For instance, a malicious library named libokexHook.dylib was found embedded in a modified version of the Coinbase app. It hijacks the original viewDidLoad method within the RecoveryPhraseViewController class — the part of the code responsible for the screen where the user enters their recovery phrase. The compromised method scans the screen to hunt for mnemonics (the individual words that make up the seed phrase), extracts the data, encrypts it using RSA with the PKCS #1 scheme, encodes it into Base64, and sends it — along with metadata like the malicious module type, the app name, and a unique identification code — to the attackers' server.

Kaspersky has reported all findings to Apple, and several of the malicious apps have already been pulled from the store. The company also identified several similar apps that didn't have any phishing functionality yet but showed every sign of being linked to the same threat actors. Kaspersky detects the threat as HEUR:Trojan-PSW.IphoneOS.FakeWallet.* and HEUR:Trojan.IphoneOS.FakeWallet.*.
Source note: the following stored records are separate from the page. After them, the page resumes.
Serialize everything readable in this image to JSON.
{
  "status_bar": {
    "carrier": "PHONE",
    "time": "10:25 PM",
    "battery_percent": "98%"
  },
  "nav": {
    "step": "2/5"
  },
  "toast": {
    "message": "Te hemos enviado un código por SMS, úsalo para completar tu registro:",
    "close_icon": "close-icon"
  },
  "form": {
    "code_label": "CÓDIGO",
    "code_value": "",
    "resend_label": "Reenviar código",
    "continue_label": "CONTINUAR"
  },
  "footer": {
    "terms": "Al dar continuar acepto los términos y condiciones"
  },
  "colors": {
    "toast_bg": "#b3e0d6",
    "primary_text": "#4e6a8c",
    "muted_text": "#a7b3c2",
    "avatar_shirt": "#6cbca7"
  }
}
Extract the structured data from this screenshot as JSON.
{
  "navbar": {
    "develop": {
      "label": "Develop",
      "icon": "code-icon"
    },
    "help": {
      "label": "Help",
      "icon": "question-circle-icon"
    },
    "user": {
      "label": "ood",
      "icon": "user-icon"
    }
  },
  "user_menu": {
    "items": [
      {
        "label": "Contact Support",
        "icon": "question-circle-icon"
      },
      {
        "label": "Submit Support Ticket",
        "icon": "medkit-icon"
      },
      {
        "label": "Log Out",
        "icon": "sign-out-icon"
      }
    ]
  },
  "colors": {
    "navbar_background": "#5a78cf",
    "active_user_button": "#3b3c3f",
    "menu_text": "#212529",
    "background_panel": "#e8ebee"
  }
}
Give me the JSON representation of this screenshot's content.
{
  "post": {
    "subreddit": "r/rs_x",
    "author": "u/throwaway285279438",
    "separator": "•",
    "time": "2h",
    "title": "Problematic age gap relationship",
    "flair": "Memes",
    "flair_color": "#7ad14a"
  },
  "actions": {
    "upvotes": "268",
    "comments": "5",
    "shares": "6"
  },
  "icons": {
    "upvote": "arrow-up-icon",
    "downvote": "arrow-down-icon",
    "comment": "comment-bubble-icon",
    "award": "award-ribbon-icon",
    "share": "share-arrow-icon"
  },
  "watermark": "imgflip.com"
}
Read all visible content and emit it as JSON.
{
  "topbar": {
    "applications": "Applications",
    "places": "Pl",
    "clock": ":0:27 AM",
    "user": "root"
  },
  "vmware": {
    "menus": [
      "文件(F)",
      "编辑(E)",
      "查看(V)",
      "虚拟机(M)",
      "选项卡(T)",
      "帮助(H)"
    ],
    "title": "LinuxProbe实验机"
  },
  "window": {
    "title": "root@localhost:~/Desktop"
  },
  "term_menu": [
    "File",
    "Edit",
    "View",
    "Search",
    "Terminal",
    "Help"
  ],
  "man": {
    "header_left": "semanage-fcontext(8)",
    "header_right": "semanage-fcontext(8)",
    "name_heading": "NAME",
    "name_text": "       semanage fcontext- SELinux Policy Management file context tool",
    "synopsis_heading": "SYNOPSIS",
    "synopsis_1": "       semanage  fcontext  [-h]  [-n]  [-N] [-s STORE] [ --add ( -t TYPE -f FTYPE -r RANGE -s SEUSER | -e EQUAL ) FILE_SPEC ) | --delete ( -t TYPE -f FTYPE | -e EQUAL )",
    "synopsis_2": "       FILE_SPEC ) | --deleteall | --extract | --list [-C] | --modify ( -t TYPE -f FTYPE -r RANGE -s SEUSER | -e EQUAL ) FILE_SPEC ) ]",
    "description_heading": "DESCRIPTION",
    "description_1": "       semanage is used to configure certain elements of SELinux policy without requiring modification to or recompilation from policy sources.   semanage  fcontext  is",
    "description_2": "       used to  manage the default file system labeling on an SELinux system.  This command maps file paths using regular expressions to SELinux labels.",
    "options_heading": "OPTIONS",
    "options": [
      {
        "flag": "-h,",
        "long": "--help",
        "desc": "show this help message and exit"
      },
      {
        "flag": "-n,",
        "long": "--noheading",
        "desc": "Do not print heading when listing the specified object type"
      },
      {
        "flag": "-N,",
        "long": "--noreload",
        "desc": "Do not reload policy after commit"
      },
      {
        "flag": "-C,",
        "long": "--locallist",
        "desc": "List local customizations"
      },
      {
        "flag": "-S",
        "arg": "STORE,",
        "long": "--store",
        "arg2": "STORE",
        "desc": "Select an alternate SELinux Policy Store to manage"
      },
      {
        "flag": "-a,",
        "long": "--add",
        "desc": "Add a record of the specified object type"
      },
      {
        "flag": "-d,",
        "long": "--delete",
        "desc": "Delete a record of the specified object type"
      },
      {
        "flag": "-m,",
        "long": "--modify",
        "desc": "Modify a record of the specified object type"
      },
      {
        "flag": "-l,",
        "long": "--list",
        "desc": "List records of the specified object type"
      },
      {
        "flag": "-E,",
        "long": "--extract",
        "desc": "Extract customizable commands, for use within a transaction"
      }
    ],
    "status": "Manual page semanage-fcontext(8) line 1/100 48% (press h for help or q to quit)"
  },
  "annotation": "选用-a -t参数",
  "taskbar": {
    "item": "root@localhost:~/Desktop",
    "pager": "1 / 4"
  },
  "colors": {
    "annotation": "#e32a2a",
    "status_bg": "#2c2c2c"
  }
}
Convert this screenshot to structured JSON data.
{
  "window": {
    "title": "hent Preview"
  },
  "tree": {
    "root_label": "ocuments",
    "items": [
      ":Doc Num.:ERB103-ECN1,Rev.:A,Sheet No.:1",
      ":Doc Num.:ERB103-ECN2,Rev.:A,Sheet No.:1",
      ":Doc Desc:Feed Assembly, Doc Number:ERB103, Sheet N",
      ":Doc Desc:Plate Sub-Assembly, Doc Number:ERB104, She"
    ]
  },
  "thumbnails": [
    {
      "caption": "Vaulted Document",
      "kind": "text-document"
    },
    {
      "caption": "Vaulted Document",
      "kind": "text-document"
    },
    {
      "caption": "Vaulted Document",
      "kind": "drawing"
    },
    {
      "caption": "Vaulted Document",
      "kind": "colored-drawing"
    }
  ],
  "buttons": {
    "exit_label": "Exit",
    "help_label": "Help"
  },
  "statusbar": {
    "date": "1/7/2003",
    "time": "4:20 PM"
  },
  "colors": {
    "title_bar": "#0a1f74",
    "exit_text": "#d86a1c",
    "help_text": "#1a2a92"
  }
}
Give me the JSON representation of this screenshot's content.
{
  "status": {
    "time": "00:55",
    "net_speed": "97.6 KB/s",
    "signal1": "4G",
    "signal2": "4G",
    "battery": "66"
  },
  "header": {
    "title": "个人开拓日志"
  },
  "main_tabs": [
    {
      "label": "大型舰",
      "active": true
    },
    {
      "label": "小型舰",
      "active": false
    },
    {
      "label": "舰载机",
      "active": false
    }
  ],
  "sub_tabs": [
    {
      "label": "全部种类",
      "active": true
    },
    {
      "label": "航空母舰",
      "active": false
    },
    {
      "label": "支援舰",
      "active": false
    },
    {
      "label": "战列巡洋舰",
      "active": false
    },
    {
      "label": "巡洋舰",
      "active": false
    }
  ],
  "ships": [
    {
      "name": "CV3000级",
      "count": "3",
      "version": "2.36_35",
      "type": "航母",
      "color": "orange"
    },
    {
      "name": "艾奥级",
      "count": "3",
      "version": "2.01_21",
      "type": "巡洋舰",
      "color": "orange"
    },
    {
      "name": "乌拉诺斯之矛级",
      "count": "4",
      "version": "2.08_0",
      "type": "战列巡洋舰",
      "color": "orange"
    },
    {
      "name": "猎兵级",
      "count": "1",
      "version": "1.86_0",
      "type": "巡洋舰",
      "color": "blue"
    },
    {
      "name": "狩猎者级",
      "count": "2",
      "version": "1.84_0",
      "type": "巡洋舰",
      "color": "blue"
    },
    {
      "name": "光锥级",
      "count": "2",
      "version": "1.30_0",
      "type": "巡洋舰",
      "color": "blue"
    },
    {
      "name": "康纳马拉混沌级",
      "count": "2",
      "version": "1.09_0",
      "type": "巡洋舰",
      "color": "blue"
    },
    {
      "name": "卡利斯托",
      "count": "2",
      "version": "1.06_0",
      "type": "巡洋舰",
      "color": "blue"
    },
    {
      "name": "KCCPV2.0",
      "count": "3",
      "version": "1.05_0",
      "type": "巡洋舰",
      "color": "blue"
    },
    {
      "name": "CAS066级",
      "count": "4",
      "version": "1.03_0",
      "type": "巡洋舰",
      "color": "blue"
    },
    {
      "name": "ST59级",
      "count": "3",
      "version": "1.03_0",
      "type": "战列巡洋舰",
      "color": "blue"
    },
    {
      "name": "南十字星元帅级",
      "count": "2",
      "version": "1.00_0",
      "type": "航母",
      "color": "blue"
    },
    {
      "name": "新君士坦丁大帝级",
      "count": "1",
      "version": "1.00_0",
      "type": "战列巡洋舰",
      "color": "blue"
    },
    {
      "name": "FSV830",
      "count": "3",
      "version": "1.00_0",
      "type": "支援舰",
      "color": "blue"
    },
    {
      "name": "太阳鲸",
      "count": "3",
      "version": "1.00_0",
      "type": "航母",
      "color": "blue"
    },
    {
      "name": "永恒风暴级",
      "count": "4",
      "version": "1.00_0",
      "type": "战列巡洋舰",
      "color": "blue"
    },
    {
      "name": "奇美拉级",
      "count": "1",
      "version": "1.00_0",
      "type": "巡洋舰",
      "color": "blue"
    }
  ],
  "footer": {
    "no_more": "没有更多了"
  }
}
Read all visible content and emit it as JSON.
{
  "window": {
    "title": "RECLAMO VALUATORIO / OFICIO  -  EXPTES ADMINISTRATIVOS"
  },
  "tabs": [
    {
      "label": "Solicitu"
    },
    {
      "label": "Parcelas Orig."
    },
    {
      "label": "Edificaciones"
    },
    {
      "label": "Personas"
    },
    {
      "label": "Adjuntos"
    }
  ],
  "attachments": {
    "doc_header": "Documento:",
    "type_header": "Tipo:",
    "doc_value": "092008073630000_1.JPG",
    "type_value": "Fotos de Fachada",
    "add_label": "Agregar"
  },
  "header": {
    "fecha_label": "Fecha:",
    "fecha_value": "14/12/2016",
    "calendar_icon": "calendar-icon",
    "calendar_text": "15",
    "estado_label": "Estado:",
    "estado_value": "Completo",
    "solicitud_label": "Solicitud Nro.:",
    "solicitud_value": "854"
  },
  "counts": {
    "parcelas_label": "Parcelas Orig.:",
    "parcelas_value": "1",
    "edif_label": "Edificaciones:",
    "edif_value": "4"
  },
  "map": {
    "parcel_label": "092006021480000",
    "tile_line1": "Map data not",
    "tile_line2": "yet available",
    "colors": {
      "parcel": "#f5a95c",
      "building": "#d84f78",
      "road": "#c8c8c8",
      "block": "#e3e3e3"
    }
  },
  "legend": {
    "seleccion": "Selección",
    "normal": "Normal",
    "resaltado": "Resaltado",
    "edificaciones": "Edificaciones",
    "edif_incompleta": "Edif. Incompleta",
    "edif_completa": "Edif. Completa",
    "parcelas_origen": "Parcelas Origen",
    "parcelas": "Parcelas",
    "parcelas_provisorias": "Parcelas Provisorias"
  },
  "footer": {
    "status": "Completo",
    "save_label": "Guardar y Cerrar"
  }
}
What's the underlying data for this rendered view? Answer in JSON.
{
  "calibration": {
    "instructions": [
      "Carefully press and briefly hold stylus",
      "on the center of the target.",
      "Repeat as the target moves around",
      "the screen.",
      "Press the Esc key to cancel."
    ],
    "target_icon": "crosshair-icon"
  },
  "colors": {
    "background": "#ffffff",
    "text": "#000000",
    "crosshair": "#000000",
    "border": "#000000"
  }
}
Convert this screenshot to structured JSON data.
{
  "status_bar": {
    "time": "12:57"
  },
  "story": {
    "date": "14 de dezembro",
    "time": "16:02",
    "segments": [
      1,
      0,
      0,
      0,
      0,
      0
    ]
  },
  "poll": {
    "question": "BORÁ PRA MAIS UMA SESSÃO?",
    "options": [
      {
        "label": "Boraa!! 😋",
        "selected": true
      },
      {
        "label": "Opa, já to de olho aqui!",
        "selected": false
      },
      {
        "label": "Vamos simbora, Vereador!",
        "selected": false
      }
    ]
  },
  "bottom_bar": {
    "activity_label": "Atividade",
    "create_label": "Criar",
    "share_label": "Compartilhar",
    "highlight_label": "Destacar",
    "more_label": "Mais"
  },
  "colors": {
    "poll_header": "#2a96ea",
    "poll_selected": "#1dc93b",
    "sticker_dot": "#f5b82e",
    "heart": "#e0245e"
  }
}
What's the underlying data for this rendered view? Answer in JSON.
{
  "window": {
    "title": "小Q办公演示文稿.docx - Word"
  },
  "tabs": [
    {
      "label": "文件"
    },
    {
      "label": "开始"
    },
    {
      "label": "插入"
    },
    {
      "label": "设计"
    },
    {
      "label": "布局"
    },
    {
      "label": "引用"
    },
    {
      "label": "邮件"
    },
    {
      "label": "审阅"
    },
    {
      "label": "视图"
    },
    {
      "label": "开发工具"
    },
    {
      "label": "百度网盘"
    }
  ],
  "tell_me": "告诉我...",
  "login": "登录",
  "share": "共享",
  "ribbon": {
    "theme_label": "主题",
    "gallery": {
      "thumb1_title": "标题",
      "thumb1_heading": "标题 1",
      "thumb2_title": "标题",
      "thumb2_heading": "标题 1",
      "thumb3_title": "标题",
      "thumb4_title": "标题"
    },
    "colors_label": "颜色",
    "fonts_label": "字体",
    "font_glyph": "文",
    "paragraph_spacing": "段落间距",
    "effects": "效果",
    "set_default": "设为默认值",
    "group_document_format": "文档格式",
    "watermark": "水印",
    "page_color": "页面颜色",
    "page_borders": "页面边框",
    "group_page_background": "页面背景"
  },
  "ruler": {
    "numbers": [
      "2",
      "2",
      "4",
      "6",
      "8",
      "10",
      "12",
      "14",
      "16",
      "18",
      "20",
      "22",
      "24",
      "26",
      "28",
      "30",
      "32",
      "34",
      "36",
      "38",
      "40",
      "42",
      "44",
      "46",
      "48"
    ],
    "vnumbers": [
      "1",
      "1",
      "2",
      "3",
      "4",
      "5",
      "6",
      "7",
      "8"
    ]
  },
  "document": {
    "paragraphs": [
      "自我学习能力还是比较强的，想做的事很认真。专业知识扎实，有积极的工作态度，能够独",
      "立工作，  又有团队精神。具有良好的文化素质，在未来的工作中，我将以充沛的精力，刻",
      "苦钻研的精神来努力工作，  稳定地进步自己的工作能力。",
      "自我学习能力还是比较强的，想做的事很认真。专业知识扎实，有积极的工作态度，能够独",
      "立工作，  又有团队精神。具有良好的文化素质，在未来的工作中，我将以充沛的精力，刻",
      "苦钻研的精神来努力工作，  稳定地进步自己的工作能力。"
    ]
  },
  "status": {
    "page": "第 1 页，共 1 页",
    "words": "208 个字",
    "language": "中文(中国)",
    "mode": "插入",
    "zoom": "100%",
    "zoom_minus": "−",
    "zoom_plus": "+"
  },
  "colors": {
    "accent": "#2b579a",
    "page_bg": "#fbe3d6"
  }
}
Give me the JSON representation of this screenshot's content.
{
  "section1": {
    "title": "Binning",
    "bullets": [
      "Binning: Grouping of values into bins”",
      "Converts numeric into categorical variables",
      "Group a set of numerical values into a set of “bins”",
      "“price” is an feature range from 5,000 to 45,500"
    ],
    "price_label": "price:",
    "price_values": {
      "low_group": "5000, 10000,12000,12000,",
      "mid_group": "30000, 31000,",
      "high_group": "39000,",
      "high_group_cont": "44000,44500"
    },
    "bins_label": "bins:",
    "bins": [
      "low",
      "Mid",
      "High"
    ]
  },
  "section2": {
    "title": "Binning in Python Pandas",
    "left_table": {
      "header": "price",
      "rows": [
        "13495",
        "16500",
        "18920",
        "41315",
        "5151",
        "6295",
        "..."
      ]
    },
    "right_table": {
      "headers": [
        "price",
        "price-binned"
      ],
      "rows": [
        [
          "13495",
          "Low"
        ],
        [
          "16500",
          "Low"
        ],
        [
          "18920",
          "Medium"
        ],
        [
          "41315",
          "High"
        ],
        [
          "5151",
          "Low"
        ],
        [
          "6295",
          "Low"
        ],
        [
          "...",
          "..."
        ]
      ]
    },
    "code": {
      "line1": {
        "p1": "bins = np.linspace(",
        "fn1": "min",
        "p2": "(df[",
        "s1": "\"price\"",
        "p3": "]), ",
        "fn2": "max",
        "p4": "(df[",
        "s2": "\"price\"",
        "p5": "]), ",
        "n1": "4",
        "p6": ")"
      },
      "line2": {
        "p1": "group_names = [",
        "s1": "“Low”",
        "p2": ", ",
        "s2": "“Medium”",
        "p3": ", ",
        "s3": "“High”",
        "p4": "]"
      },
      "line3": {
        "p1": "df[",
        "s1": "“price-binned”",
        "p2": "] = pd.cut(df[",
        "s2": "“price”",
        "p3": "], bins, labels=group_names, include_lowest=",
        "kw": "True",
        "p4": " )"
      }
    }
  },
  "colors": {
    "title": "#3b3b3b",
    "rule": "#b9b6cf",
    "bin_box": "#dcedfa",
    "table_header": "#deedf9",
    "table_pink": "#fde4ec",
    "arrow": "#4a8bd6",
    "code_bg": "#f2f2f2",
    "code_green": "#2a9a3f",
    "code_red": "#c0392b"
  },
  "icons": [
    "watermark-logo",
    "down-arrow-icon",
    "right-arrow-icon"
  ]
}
This campaign echoes a similar scheme observed in 2022 by ESET researchers, who spotted compromised crypto wallets distributed through phishing sites. By abusing iOS provisioning profiles to install malware, attackers were able to steal recovery phrases from major hot wallets. Four years later, the same crypto-theft scheme is gaining momentum again, now featuring new malicious modules, updated injection techniques, and distribution through phishing apps in the App Store. The use of enterprise provisioning profiles — originally designed for companies to deploy internal apps to employees without going through the App Store — remains a favorite tool for malware distributors, as it allows them to bypass Apple's review process entirely.